The bridge posts are titanium, which is relatively transparent acoustically. Compared to brass or steel posts, which act as acoustic filters, titanium transmits a full tonal spectrum. The wheels are two layers of Honduran rosewood, with the grain opposed at 90 degrees to prevent splitting, and are threaded and glued to the posts. The upper posts thread into the Honduran rosewood bridge saddle, and the unthreaded lower posts are free fitted into holes in the maple bridge foot that are reamed to size from the bottom side, so that they fit closely only at the top surface of the foot. This configuration is the opposite of typical adjustable bridges where the post threads into the bridge foot and the wheel turns freely on the post.



Threading the posts into the saddle, and fixing the wheels to the posts, gives a closely coupled saddle/post/wheel structure, which will settle firmly on the bridge foot under string tension. Patrick McCarthy refined this system for string bass bridges, and it is in use by many top symphony players. In Patrick’s wide experience, most basses sound better with this refined system of adjustment than they do with a traditional one piece bridge. The slight amount of play introduced between the lower part of the posts, and the bridge feet, allows the bridge to settle down more forcefully on the top under string tension, so that it can propagate string energy more thoroughly. I was dumbfounded when I replaced the original one piece bridge on my prototype arch top with this adjustable bridge. The sound was much larger; more volume, and richer harmonic content.

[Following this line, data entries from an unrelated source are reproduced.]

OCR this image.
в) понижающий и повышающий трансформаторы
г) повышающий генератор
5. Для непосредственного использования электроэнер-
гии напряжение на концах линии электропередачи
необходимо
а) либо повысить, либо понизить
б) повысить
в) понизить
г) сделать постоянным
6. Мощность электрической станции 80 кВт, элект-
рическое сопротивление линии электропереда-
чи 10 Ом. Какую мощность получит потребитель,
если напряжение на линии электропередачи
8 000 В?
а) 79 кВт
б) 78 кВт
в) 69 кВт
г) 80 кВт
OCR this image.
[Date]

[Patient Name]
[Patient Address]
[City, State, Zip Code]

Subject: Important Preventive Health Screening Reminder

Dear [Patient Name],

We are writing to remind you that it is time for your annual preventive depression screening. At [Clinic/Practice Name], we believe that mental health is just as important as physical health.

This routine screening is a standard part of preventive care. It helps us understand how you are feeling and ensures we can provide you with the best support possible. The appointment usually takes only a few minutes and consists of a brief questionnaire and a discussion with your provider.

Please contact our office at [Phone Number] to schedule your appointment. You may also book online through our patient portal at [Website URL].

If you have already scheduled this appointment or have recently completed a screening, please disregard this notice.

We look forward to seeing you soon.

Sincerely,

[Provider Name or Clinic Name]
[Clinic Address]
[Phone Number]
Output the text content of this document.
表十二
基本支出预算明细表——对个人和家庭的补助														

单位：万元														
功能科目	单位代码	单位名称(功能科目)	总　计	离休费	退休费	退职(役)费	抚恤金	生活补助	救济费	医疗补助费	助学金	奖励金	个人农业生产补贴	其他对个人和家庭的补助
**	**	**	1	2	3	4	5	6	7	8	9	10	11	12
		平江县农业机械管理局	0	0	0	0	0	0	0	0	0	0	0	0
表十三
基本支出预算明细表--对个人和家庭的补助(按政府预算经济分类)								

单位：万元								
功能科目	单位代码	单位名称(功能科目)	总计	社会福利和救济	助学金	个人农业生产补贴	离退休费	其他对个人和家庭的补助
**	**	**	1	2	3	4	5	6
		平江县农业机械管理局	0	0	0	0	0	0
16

Two separate bridge feet, like those on the bridge of a violin family instrument, allow cross dipole and long dipole movements that are more complex. The two feet can move independently from side to side or end to end. The bridge is free to dance any way it wants to.

The saddle of the bridge is carved to compensate for string tension differences and provide correct intonation.

The bridge is canted slightly towards the tailpiece, to equalize the string angle and string tension on both sides.



The feet are a bit wider (in the direction of the strings) than is typical for a bridge from the classic era, to enhance the long dipole movements.